Ron DeSantis has been rebuilding after his 2024 campaign collapse. Glenn Youngkin, Glenn Youngkin, and others with executive experience are in the mix. Any Republican governor who delivers visible 2026 midterm results becomes a credible alternative. The 2028 Republican field will depend heavily on Vance's performance as VP and any 2026 midterm wave dynamics that elevate or diminish specific figures.
Democrats face an open 2028 field with no incumbent. Governors leading competitive states are the most likely nominees: Gretchen Whitmer (MI), Josh Shapiro (PA), Gavin Newsom (CA), and Wes Moore (MD) are frequently cited. A strong Democratic 2026 midterm showing would elevate the candidates most associated with the wave. The Democratic Veepstakes will not begin in earnest until after the 2026 elections reveal who emerged strongest.

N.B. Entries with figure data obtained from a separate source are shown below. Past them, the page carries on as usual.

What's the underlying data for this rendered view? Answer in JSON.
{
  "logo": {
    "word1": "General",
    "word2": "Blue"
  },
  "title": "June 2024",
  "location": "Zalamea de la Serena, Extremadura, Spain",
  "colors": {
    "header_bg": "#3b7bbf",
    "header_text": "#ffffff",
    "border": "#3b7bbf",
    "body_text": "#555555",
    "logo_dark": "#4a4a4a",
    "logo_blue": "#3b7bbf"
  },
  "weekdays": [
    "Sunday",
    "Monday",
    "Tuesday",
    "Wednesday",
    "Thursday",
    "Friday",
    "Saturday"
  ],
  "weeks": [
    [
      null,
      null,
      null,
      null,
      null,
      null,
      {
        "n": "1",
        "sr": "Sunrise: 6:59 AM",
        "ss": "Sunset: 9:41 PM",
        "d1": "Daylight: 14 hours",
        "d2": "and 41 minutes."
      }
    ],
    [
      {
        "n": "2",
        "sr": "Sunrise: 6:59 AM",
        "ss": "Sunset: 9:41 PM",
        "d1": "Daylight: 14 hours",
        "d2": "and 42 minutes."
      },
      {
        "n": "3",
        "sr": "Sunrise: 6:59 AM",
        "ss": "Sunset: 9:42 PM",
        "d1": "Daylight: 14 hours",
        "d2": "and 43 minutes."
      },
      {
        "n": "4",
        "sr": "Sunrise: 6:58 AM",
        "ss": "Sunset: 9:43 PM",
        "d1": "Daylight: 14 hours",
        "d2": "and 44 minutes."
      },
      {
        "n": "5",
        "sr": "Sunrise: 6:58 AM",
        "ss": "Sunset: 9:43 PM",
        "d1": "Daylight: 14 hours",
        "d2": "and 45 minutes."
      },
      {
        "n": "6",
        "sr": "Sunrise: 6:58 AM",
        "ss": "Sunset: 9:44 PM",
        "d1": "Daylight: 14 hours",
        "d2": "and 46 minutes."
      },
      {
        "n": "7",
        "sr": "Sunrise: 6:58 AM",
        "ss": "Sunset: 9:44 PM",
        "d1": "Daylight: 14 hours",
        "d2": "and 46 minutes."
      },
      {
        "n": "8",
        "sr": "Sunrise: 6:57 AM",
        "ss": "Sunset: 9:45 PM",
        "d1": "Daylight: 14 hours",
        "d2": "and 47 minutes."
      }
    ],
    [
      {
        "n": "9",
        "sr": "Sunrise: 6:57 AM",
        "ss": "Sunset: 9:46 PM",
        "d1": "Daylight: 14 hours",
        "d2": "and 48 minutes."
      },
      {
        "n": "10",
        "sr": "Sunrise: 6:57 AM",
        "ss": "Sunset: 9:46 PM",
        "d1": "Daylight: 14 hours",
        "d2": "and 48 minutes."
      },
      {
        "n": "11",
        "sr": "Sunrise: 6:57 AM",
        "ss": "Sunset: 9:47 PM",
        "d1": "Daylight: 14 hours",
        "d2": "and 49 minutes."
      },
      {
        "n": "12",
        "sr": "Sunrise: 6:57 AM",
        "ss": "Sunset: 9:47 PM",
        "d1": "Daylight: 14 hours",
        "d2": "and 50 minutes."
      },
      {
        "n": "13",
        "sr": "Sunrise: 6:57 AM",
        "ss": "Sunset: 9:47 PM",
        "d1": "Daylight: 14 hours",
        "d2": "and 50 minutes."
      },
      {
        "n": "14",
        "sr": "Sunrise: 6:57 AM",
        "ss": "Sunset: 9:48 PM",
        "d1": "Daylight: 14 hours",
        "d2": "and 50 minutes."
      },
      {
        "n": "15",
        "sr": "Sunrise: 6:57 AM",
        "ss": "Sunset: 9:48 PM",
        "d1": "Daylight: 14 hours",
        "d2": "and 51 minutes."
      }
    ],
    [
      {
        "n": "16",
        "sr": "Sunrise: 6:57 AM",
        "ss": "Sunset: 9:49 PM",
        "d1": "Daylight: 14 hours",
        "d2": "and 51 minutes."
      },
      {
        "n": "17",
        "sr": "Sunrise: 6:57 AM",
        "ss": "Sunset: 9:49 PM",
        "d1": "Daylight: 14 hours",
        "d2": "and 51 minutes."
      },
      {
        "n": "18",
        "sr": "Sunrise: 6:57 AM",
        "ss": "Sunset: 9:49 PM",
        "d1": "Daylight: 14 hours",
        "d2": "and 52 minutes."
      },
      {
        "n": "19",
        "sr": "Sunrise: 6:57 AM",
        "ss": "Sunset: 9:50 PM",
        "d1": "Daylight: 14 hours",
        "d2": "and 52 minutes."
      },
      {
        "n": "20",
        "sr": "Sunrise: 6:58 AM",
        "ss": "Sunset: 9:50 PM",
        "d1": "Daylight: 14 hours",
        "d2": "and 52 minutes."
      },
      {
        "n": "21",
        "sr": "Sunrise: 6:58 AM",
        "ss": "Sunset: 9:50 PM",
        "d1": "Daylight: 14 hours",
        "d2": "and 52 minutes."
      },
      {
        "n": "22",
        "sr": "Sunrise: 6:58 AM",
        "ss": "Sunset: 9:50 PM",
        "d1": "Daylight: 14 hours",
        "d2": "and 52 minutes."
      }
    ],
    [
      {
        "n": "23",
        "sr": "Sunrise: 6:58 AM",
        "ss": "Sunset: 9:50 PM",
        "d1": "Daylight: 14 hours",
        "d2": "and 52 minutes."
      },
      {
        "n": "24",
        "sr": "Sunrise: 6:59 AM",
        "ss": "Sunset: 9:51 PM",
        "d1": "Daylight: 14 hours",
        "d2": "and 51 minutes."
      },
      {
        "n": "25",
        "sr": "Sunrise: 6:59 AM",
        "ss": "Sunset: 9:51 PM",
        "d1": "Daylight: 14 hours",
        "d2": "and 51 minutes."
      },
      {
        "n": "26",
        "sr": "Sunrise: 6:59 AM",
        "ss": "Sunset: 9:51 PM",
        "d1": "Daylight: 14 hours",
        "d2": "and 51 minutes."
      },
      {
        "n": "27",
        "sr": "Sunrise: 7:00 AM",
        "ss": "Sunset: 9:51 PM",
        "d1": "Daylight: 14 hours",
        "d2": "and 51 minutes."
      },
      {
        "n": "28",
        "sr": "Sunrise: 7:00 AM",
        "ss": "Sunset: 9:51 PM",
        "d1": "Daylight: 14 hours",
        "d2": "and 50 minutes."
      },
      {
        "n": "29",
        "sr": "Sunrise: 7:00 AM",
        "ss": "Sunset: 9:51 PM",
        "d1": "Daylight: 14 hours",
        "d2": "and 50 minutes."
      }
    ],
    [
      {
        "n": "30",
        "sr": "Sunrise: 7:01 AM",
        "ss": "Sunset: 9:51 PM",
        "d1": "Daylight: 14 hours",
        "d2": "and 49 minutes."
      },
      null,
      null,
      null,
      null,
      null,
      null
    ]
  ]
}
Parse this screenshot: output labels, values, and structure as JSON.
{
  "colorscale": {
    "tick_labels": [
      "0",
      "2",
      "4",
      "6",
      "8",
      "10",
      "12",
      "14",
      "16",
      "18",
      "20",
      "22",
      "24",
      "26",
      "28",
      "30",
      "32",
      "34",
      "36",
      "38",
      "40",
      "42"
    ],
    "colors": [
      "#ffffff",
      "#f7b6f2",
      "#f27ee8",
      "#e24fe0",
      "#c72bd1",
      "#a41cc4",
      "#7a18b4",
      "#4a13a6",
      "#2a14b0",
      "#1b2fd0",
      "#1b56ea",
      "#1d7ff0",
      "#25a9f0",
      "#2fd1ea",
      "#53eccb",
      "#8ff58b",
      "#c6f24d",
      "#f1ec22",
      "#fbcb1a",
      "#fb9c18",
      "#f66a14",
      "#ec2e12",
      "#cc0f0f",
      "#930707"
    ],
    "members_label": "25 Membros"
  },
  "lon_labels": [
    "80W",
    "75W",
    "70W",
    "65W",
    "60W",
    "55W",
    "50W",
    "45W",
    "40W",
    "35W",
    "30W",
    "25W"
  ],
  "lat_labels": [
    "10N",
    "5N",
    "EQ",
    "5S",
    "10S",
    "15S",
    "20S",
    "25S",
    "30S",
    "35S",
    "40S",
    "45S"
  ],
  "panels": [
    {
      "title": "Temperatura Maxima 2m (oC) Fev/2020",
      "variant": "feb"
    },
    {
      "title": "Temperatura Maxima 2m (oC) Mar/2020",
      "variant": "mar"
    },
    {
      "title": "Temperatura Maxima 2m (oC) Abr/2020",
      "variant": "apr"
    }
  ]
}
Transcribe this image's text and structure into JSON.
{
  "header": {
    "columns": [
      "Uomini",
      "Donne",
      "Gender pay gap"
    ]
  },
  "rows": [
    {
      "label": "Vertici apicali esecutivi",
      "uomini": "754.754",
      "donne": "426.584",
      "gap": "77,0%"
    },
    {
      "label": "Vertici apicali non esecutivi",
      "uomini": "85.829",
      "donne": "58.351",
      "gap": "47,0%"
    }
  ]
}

Frequently Asked Questions
How is a vice presidential candidate selected?
The VP is selected entirely by the presidential nominee — no primary, no public vote. The process involves an informal audition phase, formal vetting (tax returns, medical records, background), personal chemistry meetings with the nominee, and a final announcement. Convention delegates formally nominate the VP but this is ceremonial — the nominee's choice is the choice. The entire process from shortlist to announcement typically takes 2-4 months.
Who is JD Vance and why does the VP matter so much in 2028?
JD Vance (R-OH) was selected as Trump's VP in July 2024 and sworn in January 20, 2025. Since Trump is constitutionally barred from a third term, Vance is the presumptive Republican 2028 frontrunner. As VP, he casts tie-breaking Senate votes, serves as the administration's primary public advocate, and travels extensively as a diplomatic representative. His 2026 performance — on the Senate floor, in foreign capitals, and on cable news — is simultaneously governing and 2028 campaign positioning.
What role does the vice president actually play in government?
The VP has two formal constitutional roles: President of the Senate (with tie-breaking vote power) and first in the line of succession. Modern VPs play additional roles defined by the president: policy portfolios (Biden on Ukraine and cancer; Cheney on national security), legislative liaison, and administration spokesperson. Vance in Trump's second term has been unusually prominent — taking leading roles in European diplomacy, Senate floor management, and MAGA movement leadership in ways that suggest Trump is actively positioning him as a successor.